Explicit bounds on the transcendental Brauer group of K3 surfaces with principal complex multiplication
Sebastian Monnet
TL;DR
The paper provides explicit, computable bounds on the size of the transcendental Brauer group for K3 surfaces with principal complex multiplication by a CM field $E$, over a number field $k$. Building on Valloni’s CM-arithmetic framework, it derives a crude bound and a sharpened bound using the totient structure and new auxiliary functions $\\Phi$ and $\\Psi$ to control products over primes; it also analyzes imaginary-quadratic CM to obtain tight asymptotics.
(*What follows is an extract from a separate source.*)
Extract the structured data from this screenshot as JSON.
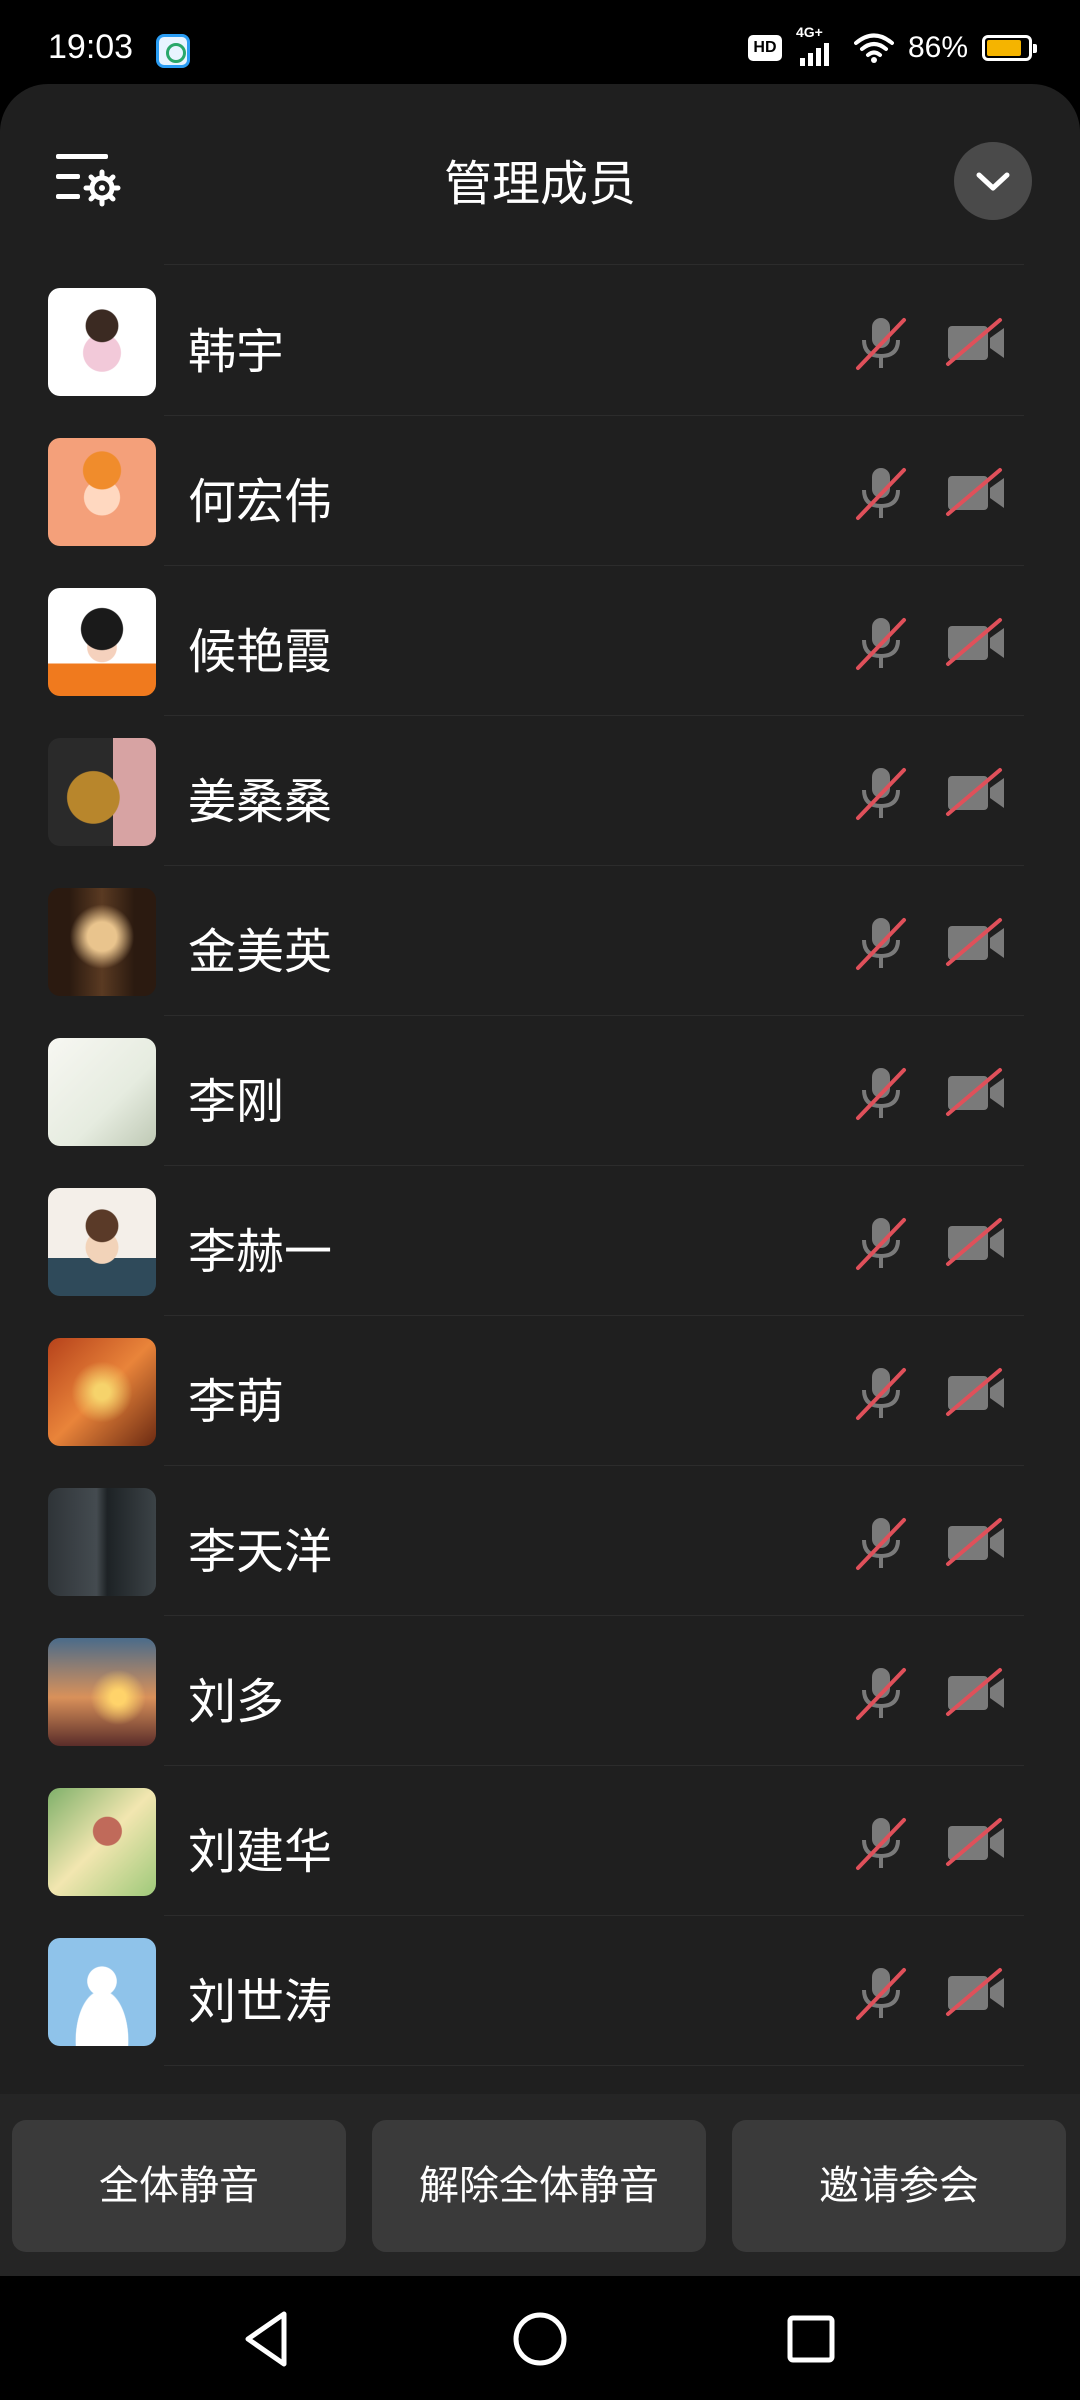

Central to the results is bounding $\\mathrm{Nm}(I)$ for $k$-permissible ideals $I$ via explicit control of unit-index ratios, ramification, and Tate cohomology, culminating in an explicit bound that scales with $[k: olinebreak\mathbb{Q}]$, $[E:\mathbb{Q}]$, and arithmetic invariants of $E$ such as $d_{E/F}$. The practical impact lies in enabling effective computation of the Brauer--Manin obstruction for CM K3 surfaces and clarifying how CM-arithmetic data governs the transcendental Brauer group size.
Abstract
Let $X$ be a K3 surface defined over a number field $k$, with principal complex multiplication by a CM field $E$. We find explicit bounds, in terms of $k$ and $E$, on the size of the transcendental Brauer group $\operatorname{Br}(X)/\operatorname{Br}_1(X)$ of $X$. Bounding the size of this group is important for computing the Brauer--Manin obstruction, which is conjectured by Skorobogatov to be the only obstruction to the Hasse principle for K3 surfaces. Our methods are built on top of earlier work by Valloni, who related the group $\operatorname{Br}(X)/\operatorname{Br}_1(X)$ to the arithmetic structure of the CM field $E$. It is from this arithmetic structure that we deduce our bounds.